A Robliza de Cojos, située à une trentaine de kilomètres de Salamanca, la ganaderia Juan Luis Fraile s’épanouie dans un magnifique Campo. Juan Luis Fraile « hijo » dirige l’élevage familial d’origine Graciliano depuis la mort de son père à la fin des années 90. Nous l’avons rencontré lors d’une fraîche matinée où la pluie s’est invitée à quelques reprises pendant notre visite…
Juan Luis Fraile entame sur l’origine de la ganaderia « Mon père Juan Luis Fraile a acheté en 1972 la ganaderia à Germán Pimentel Gamazo et Matías San Román. Tout le bétail est de pure origine Graciliano Pérez Tabernero. Nous possédons aujourd’hui le sang le plus pur possible de cette origine. Il y a quelques ganaderias très proches de ce sang comme Hoyo de la Gitana, Valdellan ou Pilar Poblacion mais pas aussi pûr que le nôtre. Chacun a fait sa ganaderia à sa manière, mais pour notre part, nous avons toujours conservé cette origine sans la croiser avec une autre ».
Un cheptel unique donc qui repose sur diverses vieilles familles au sein de la même ganaderia. Le sang Graciliano descend de la branche Santa Coloma, mais l’origine Graciliano est bien spéficique aux autres branches. Cela donne au toro de Juan Luis Fraile des robes très linéaires « Notre toro a une robe très noire et assez régulière sur l’ensemble de la camada. »
Avec une petite quinzaine de toros dans le Campo pour 2024, Juan Luis Fraile nous confie qu’il a vendu la majorité de sa camada en novillada l’an passé. Ce sont seulement deux corridas qu’il reste à lidier chez le ganadero salmantino pour la Temporada 2024. A l’heure actuelle, elles n’ont toujours pas trouvé preneur.
Au campo, on remarque que les toros n’ont pas de Funda chez Juan Luis Fraile, le ganadero s’explique « Le problème des fundas c’est que les toros se font encore plus mal lorsqu’ils les portent. Ils ne se rendent pas compte des coups qu’ils s’infligent, et cela leur provoque des blessures internes très sévères. En plus de ça, le toro de Juan Luis Fraile est un toro qui ne s’abîme pas les cornes. La fonction première des Fundas, est de garder les pitons en bon état. »
Mais ce n’est pas la seule raison qui pousse le ganadero a laissé les toros cornes nues dans le campo « Les premières années où on a mis les Fundas à nos toros, nous nous sommes rendu compte qu’il y avait plus de perte qu’au moment où ils ne les avaient pas. » Un constat sans appel qui laisse place au toro dans son environnement dans le plus brut des états.

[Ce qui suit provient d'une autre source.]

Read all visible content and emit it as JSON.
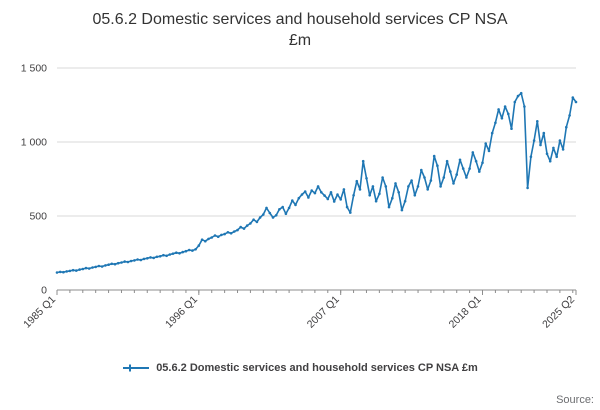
{
  "header": {
    "title_line1": "05.6.2 Domestic services and household services CP NSA",
    "title_line2": "£m"
  },
  "legend": {
    "label": "05.6.2 Domestic services and household services CP NSA £m"
  },
  "footer": {
    "source_label": "Source:"
  },
  "colors": {
    "line": "#1f77b4",
    "grid": "#d9d9d9",
    "axis": "#8c8c8c",
    "text": "#414042",
    "muted": "#6d6e71"
  },
  "chart_data": {
    "type": "line",
    "title": "05.6.2 Domestic services and household services CP NSA £m",
    "frequency": "quarterly",
    "x_start": "1985 Q1",
    "x_end": "2025 Q2",
    "grid": "horizontal",
    "legend_position": "bottom",
    "ylim": [
      0,
      1500
    ],
    "yticks": [
      {
        "value": 0,
        "label": "0"
      },
      {
        "value": 500,
        "label": "500"
      },
      {
        "value": 1000,
        "label": "1 000"
      },
      {
        "value": 1500,
        "label": "1 500"
      }
    ],
    "xticks": [
      {
        "index": 0,
        "label": "1985 Q1"
      },
      {
        "index": 44,
        "label": "1996 Q1"
      },
      {
        "index": 88,
        "label": "2007 Q1"
      },
      {
        "index": 132,
        "label": "2018 Q1"
      },
      {
        "index": 161,
        "label": "2025 Q2"
      }
    ],
    "series": [
      {
        "name": "05.6.2 Domestic services and household services CP NSA £m",
        "values": [
          118,
          122,
          120,
          126,
          129,
          134,
          131,
          138,
          142,
          148,
          145,
          152,
          156,
          162,
          159,
          166,
          171,
          177,
          174,
          181,
          186,
          192,
          189,
          196,
          200,
          206,
          203,
          210,
          214,
          220,
          217,
          224,
          228,
          235,
          231,
          240,
          245,
          252,
          248,
          256,
          262,
          270,
          266,
          275,
          300,
          340,
          330,
          345,
          355,
          368,
          360,
          372,
          378,
          390,
          383,
          395,
          405,
          425,
          415,
          435,
          450,
          475,
          460,
          490,
          510,
          555,
          520,
          490,
          505,
          545,
          560,
          515,
          555,
          605,
          575,
          620,
          645,
          665,
          625,
          672,
          655,
          700,
          660,
          638,
          615,
          660,
          598,
          645,
          612,
          680,
          560,
          523,
          640,
          735,
          680,
          870,
          755,
          640,
          700,
          600,
          650,
          760,
          700,
          560,
          620,
          720,
          660,
          540,
          600,
          700,
          740,
          640,
          700,
          810,
          760,
          680,
          740,
          905,
          840,
          700,
          760,
          870,
          800,
          720,
          780,
          880,
          820,
          760,
          820,
          930,
          870,
          800,
          860,
          990,
          940,
          1060,
          1130,
          1220,
          1160,
          1240,
          1190,
          1090,
          1270,
          1310,
          1330,
          1240,
          690,
          900,
          1010,
          1140,
          980,
          1060,
          920,
          870,
          960,
          900,
          1010,
          950,
          1100,
          1180,
          1300,
          1270
        ]
      }
    ]
  }
}
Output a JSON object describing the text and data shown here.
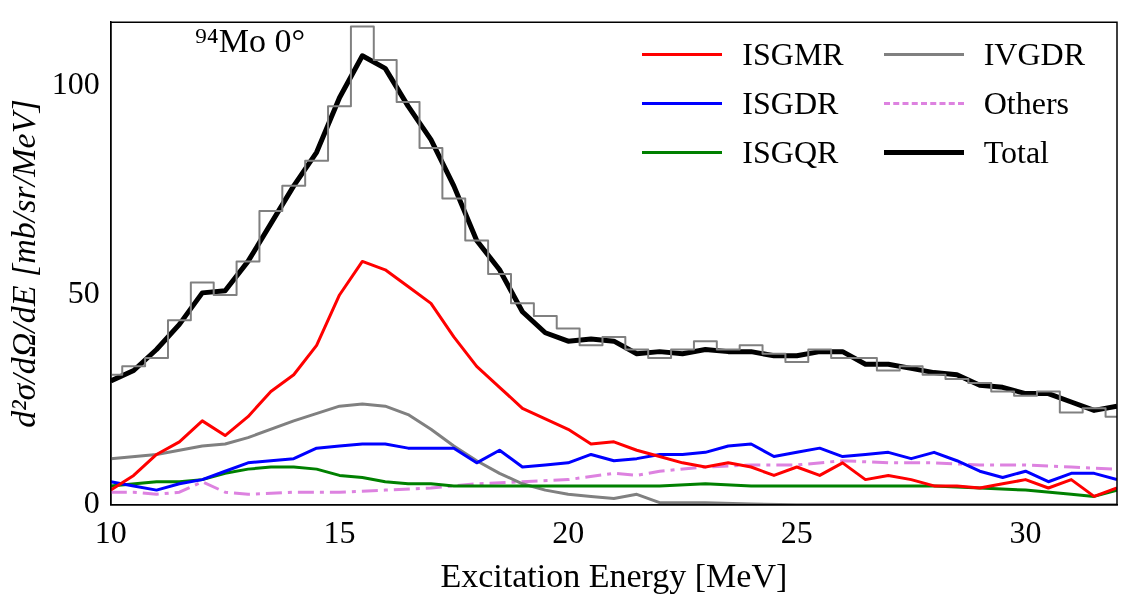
{
  "chart_data": {
    "type": "line",
    "xlabel": "Excitation Energy [MeV]",
    "ylabel": "d²σ/dΩ/dE [mb/sr/MeV]",
    "annotations": [
      "⁹⁴Mo 0°"
    ],
    "xlim": [
      10,
      32
    ],
    "xticks": [
      10,
      15,
      20,
      25,
      30
    ],
    "ylim": [
      0,
      115
    ],
    "yticks": [
      0,
      50,
      100
    ],
    "grid": false,
    "legend": "top right",
    "marker": "none",
    "series": [
      {
        "type": "step",
        "color": "#808080",
        "x": [
          10,
          10.5,
          11,
          11.5,
          12,
          12.5,
          13,
          13.5,
          14,
          14.5,
          15,
          15.5,
          16,
          16.5,
          17,
          17.5,
          18,
          18.5,
          19,
          19.5,
          20,
          20.5,
          21,
          21.5,
          22,
          22.5,
          23,
          23.5,
          24,
          24.5,
          25,
          25.5,
          26,
          26.5,
          27,
          27.5,
          28,
          28.5,
          29,
          29.5,
          30,
          30.5,
          31,
          31.5,
          32
        ],
        "values": [
          31,
          33,
          35,
          44,
          53,
          50,
          58,
          70,
          76,
          82,
          95,
          114,
          106,
          96,
          85,
          73,
          63,
          55,
          48,
          45,
          42,
          38,
          40,
          37,
          35,
          37,
          39,
          37,
          38,
          36,
          34,
          37,
          35,
          35,
          32,
          33,
          31,
          30,
          29,
          27,
          26,
          27,
          22,
          23,
          21
        ]
      },
      {
        "name": "ISGMR",
        "color": "#ff0000",
        "x": [
          10,
          10.5,
          11,
          11.5,
          12,
          12.5,
          13,
          13.5,
          14,
          14.5,
          15,
          15.5,
          16,
          16.5,
          17,
          17.5,
          18,
          18.5,
          19,
          19.5,
          20,
          20.5,
          21,
          21.5,
          22,
          22.5,
          23,
          23.5,
          24,
          24.5,
          25,
          25.5,
          26,
          26.5,
          27,
          27.5,
          28,
          28.5,
          29,
          29.5,
          30,
          30.5,
          31,
          31.5,
          32
        ],
        "values": [
          3.5,
          7,
          12,
          15,
          20,
          16.5,
          21,
          27,
          31,
          38,
          50,
          58,
          56,
          52,
          48,
          40,
          33,
          28,
          23,
          20.5,
          18,
          14.5,
          15,
          13,
          11.5,
          10,
          9,
          10,
          9,
          7,
          9,
          7,
          10,
          6,
          7,
          6,
          4.5,
          4.5,
          4,
          5,
          6,
          4,
          6,
          2,
          4
        ]
      },
      {
        "name": "ISGDR",
        "color": "#0000ff",
        "x": [
          10,
          10.5,
          11,
          11.5,
          12,
          12.5,
          13,
          13.5,
          14,
          14.5,
          15,
          15.5,
          16,
          16.5,
          17,
          17.5,
          18,
          18.5,
          19,
          19.5,
          20,
          20.5,
          21,
          21.5,
          22,
          22.5,
          23,
          23.5,
          24,
          24.5,
          25,
          25.5,
          26,
          26.5,
          27,
          27.5,
          28,
          28.5,
          29,
          29.5,
          30,
          30.5,
          31,
          31.5,
          32
        ],
        "values": [
          5.5,
          4.5,
          3.5,
          5,
          6,
          8,
          10,
          10.5,
          11,
          13.5,
          14,
          14.5,
          14.5,
          13.5,
          13.5,
          13.5,
          10,
          13,
          9,
          9.5,
          10,
          12,
          10.5,
          11,
          12,
          12,
          12.5,
          14,
          14.5,
          11.5,
          12.5,
          13.5,
          11.5,
          12,
          12.5,
          11,
          12.5,
          10.5,
          8,
          6.5,
          8,
          5.5,
          7.5,
          7.5,
          6
        ]
      },
      {
        "name": "ISGQR",
        "color": "#008000",
        "x": [
          10,
          11,
          11.5,
          12,
          12.5,
          13,
          13.5,
          14,
          14.5,
          15,
          15.5,
          16,
          16.5,
          17,
          17.5,
          18,
          18.5,
          19,
          20,
          21,
          22,
          23,
          24,
          25,
          26,
          27,
          28,
          29,
          30,
          31,
          31.5,
          32
        ],
        "values": [
          4.5,
          5.5,
          5.5,
          6,
          7.5,
          8.5,
          9,
          9,
          8.5,
          7,
          6.5,
          5.5,
          5,
          5,
          4.5,
          4.5,
          4.5,
          4.5,
          4.5,
          4.5,
          4.5,
          5,
          4.5,
          4.5,
          4.5,
          4.5,
          4.5,
          4,
          3.5,
          2.5,
          2,
          3.5
        ]
      },
      {
        "name": "IVGDR",
        "color": "#808080",
        "x": [
          10,
          11,
          12,
          12.5,
          13,
          14,
          15,
          15.5,
          16,
          16.5,
          17,
          17.5,
          18,
          18.5,
          19,
          19.5,
          20,
          20.5,
          21,
          21.5,
          22,
          23,
          24,
          25,
          32
        ],
        "values": [
          11,
          12,
          14,
          14.5,
          16,
          20,
          23.5,
          24,
          23.5,
          21.5,
          18,
          14,
          10.5,
          7.5,
          5,
          3.5,
          2.5,
          2,
          1.5,
          2.5,
          0.5,
          0.5,
          0.2,
          0,
          0
        ]
      },
      {
        "name": "Others",
        "color": "#dd82e0",
        "line_style": "dashdot",
        "x": [
          10,
          10.5,
          11,
          11.5,
          12,
          12.5,
          13,
          14,
          15,
          16,
          17,
          18,
          19,
          20,
          21,
          21.5,
          22,
          23,
          24,
          25,
          26,
          27,
          28,
          29,
          30,
          31,
          32
        ],
        "values": [
          3,
          3,
          2.5,
          3,
          5.5,
          3,
          2.5,
          3,
          3,
          3.5,
          4,
          5,
          5.5,
          6,
          7.5,
          7,
          8,
          9,
          9.5,
          9.5,
          10.5,
          10,
          10,
          9.5,
          9.5,
          9,
          8.5
        ]
      },
      {
        "name": "Total",
        "color": "#000000",
        "x": [
          10,
          10.5,
          11,
          11.5,
          12,
          12.5,
          13,
          13.5,
          14,
          14.5,
          15,
          15.5,
          16,
          16.5,
          17,
          17.5,
          18,
          18.5,
          19,
          19.5,
          20,
          20.5,
          21,
          21.5,
          22,
          22.5,
          23,
          23.5,
          24,
          24.5,
          25,
          25.5,
          26,
          26.5,
          27,
          27.5,
          28,
          28.5,
          29,
          29.5,
          30,
          30.5,
          31,
          31.5,
          32
        ],
        "values": [
          29.5,
          32,
          37,
          43,
          50.5,
          51,
          58,
          67,
          76,
          84,
          97,
          107,
          104,
          95,
          87,
          76,
          63,
          56,
          46,
          41,
          39,
          39.5,
          39,
          36,
          36.5,
          36,
          37,
          36.5,
          36.5,
          35.5,
          35.5,
          36.5,
          36.5,
          33.5,
          33.5,
          32.5,
          31.5,
          31,
          28.5,
          28,
          26.5,
          26.5,
          24.5,
          22.5,
          23.5
        ]
      }
    ]
  }
}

Sur les caractéristiques du toro de la maison, le ganadero cherche la bravoure en priorité. Leur sélection est très drastique « Bien sûr, nous voulons des vaches qui se laissent toréer lors des tientas. Mais la priorité de notre sélection est que les toros aillent au cheval. Lors des tientas, le critère numéro 1 est le cheval ». Bravoure donc, pour briller lors d’un tercio de varas qui n’est pas toujours au rendez-vous dans les arènes « La suerte de varas est en train de se perdre en Espagne. C’est une belle suerte mais ici, c’est en train de se perdre ! C’est notamment dans les corridas de figuras que la pique n’a quasiment plus aucune importance. Dans ce type de corrida, on met le toro au cheval comme une habitude, mais sans vraiment qu’il y ait une nécessité. » confie Juan Luis avec un peu de peine, avant de faire le lien sur son propre fer « La suerte de varas bien exécutée est une belle suerte. On met le toro en valeur, on le fait venir de loin. C’est ce qu’on aime chez Juan Luis Fraile. »
En 2024, Juan Luis Fraile n’emmènera pas de bétail en France pour la première fois depuis plusieurs saisons. Camada plus restreinte et choix des organisateurs, c’est sans amertume que le ganadero nous informe de cette absence. Il faut également préciser que la manque de toros est également dû à la maladie du moustique qui sévit sur l’Espagne depuis quelques temps « Elle a fait beaucoup de mal à notre camada. Nous avons perdu plusieurs toros depuis le début de l’épidémie qui est difficile à gérer. » Une saison de transition donc, avec deux lots de toros encore disponibles qui devraient trouver preneur en Espagne, dans des coins où le toro y est apprécié à sa juste valeur.